Ninguém imaginaria que no meio de um denso aglomerado populacional em Ermesinde pudesse haver um oásis... mas há! Será o "nosso" centro de retiros de 3 a 5 de Outubro. A casa é gerida por um grupo católico que centra a sua prática naquilo a que muitos budistas chamariam Karma Yoga - o Yoga da Acção, dito de outra forma, a oferenda do nosso trabalho em benefício de todos os seres. Alguns também chamariam a isso "servir". Ao servir cultivamos o desapego, e sobretudo o desapego em relação ao fruto da nossa acção.
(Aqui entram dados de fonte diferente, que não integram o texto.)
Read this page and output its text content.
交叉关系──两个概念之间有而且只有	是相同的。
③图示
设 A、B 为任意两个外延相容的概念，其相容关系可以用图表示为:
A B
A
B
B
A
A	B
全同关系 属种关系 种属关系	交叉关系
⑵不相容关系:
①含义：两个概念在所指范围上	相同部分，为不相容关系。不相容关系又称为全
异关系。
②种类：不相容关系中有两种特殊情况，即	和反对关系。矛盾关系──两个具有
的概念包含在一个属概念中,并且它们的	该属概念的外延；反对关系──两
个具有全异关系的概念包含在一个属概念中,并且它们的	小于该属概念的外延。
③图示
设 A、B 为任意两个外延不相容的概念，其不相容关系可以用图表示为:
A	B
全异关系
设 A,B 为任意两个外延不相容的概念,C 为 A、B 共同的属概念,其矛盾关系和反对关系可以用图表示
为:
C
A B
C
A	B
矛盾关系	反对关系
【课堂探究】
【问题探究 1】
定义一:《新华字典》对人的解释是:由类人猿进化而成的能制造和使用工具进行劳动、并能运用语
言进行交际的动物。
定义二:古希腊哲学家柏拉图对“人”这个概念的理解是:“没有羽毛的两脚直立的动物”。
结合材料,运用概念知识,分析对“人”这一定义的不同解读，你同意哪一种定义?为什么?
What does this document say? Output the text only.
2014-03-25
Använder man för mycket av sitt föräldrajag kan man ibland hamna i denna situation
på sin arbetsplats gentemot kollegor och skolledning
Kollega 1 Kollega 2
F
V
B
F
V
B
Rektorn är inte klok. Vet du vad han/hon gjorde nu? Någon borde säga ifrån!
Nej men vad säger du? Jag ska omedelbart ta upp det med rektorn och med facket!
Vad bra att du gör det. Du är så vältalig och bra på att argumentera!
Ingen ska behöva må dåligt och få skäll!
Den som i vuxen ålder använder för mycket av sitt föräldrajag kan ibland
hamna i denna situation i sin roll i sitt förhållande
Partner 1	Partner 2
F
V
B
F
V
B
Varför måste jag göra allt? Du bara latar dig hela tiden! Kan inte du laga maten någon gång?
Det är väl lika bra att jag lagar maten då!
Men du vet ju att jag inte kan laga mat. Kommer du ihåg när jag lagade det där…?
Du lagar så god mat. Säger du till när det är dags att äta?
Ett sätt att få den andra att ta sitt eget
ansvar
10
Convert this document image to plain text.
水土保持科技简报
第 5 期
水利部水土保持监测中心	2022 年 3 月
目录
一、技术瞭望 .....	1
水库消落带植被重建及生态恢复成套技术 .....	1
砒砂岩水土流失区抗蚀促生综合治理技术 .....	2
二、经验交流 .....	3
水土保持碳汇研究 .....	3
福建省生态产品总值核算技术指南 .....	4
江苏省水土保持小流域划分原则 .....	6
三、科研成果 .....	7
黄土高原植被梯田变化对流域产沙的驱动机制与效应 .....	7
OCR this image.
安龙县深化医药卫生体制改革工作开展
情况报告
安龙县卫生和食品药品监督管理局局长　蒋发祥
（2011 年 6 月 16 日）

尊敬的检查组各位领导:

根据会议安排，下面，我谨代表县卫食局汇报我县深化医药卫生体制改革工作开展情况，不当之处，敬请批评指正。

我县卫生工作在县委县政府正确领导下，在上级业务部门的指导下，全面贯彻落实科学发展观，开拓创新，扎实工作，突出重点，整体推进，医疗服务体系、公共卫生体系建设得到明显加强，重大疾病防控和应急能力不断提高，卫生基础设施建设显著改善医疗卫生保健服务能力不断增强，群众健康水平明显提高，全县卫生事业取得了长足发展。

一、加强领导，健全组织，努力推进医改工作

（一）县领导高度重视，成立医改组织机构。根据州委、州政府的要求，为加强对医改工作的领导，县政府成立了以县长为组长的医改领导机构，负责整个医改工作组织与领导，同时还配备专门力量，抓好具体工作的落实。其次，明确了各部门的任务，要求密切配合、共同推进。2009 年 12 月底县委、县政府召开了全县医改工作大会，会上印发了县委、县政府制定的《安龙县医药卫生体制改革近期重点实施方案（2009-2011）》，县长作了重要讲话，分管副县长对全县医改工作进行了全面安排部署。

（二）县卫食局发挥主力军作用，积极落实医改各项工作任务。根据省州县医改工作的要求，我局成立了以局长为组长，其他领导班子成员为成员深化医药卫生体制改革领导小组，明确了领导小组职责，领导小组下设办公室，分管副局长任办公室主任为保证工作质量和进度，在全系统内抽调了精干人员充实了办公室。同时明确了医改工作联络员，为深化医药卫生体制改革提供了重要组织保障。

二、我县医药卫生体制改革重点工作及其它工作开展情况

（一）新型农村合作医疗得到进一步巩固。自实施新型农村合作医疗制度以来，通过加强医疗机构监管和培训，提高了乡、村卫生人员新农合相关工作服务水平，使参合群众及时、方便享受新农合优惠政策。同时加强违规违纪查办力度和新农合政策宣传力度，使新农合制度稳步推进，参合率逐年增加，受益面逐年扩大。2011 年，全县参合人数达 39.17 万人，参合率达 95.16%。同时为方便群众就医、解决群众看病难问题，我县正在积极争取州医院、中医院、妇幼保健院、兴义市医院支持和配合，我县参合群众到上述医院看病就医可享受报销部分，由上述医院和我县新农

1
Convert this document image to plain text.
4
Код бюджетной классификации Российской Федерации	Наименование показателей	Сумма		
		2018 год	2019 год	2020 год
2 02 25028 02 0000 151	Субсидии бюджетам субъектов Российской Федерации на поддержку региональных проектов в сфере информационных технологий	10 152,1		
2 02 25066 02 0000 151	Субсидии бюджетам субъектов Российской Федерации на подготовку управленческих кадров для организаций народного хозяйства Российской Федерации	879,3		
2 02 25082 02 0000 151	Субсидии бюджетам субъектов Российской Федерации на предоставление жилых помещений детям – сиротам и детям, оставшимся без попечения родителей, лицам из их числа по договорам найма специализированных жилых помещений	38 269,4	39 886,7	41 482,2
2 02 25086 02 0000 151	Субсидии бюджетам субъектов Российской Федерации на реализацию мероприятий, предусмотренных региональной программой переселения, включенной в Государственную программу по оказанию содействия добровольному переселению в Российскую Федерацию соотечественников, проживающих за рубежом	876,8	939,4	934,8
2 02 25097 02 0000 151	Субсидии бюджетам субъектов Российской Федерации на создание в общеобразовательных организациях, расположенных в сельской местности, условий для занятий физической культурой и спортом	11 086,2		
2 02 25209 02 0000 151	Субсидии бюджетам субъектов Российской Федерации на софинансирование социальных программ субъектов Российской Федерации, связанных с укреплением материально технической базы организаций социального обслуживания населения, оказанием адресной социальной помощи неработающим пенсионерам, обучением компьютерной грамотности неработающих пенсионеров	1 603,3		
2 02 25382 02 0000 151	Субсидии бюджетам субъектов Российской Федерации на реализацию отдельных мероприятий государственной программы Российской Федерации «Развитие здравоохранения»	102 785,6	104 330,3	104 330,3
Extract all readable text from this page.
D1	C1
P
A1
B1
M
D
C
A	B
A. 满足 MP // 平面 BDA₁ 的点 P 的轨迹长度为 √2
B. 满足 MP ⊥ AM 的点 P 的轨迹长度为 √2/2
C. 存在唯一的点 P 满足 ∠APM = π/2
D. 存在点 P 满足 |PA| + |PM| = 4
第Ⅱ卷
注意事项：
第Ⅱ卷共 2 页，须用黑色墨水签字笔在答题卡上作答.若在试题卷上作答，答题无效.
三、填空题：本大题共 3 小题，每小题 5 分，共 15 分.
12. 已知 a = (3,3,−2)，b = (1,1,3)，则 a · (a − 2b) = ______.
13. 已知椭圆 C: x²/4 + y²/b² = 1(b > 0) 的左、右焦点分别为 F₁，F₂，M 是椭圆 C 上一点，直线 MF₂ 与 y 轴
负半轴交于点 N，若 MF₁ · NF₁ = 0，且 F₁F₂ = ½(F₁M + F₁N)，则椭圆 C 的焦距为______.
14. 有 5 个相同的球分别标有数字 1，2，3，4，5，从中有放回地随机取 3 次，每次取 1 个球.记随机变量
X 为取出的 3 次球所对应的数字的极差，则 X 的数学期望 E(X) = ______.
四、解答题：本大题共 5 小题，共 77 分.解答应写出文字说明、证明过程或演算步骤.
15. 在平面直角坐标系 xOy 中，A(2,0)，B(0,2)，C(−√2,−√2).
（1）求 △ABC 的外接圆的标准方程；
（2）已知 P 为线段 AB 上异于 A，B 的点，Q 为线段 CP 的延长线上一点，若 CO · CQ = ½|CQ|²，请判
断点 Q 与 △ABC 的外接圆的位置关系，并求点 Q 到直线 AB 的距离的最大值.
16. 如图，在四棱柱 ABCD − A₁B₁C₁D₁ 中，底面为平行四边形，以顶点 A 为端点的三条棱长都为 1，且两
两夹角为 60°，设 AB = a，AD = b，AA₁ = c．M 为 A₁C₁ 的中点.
Um artigo que explica o Karma Yoga do ponto de vista hindu: What is Karma Yoga?



Centro de retiros do Movimento Oásis


sexta-feira, setembro 24, 2004

O Construtor

Viajei através da roda de inúmeros nascimentos,
À procura, mas sem nunca encontrar o construtor desta casa.
Doloroso é nascer sempre e sempre.
Oh Construtor, agora foste visto,
Não vais construir mais casas.
As tuas traves [=obscurecimentos] foram quebradas,
A tua viga mestra [=ignorância] foi destruída.
A minha mente atingiu o incondicionado,
Alcançado está o fim do desejo.



©JR 2004


Segundo a tradição, foram estas as palavras proferidas pelo Buda após a libertação - e foram lidas ontem, no nosso encontro das quintas-feiras à noite. Parece que vamos continuar na exploração do "One Dharma"!

quinta-feira, setembro 23, 2004

O que é "Um Dharma"?

Há mil anos atrás, um monge da universidade de Nalanda chamado Atisha viajou da Índia para o Tibete para aí ajudar a restabelecer a pureza da via monástica. Em determinada altura, encontrou-se com um dos mais conhecidos tradutores de textos budistas para tibetano, que lhe perguntou qual era a melhor prática. Atisha respondeu: “deves procurar o ponto essencial comum a todos os ensinamentos e praticar essa via”. “Um Dharma” é apenas isto: experienciar o ponto essencial comum a todos os ensinamentos. Mas com tradições e escolas tão diferentes, e formas de prática tão diversas, como encontrar essa essência comum? Duas coisas nos podem ajudar.

Primeiro, necessitamos de criar uma base de compreensão que sustentará a nossa investigação mais profunda. Como muitos de nós não cresceram numa cultura budista, temos de adquirir alguma profundeza na compreensão e na experiência de uma prática antes de podermos olhar com alguma inteligência e encontrar o que há de comum entre os mais diversos caminhos. Em segundo lugar, precisamos cultivar uma atitude de abertura a diversos pontos de vista, bem assim como uma disposição para aprender com as mais diferentes perspectivas.


©JR 2004

No Um Dharma do Budismo emergente ocidental, o método é a atenção plena (mindfulness), a expressão é a compaixão e a essência é a sabedoria.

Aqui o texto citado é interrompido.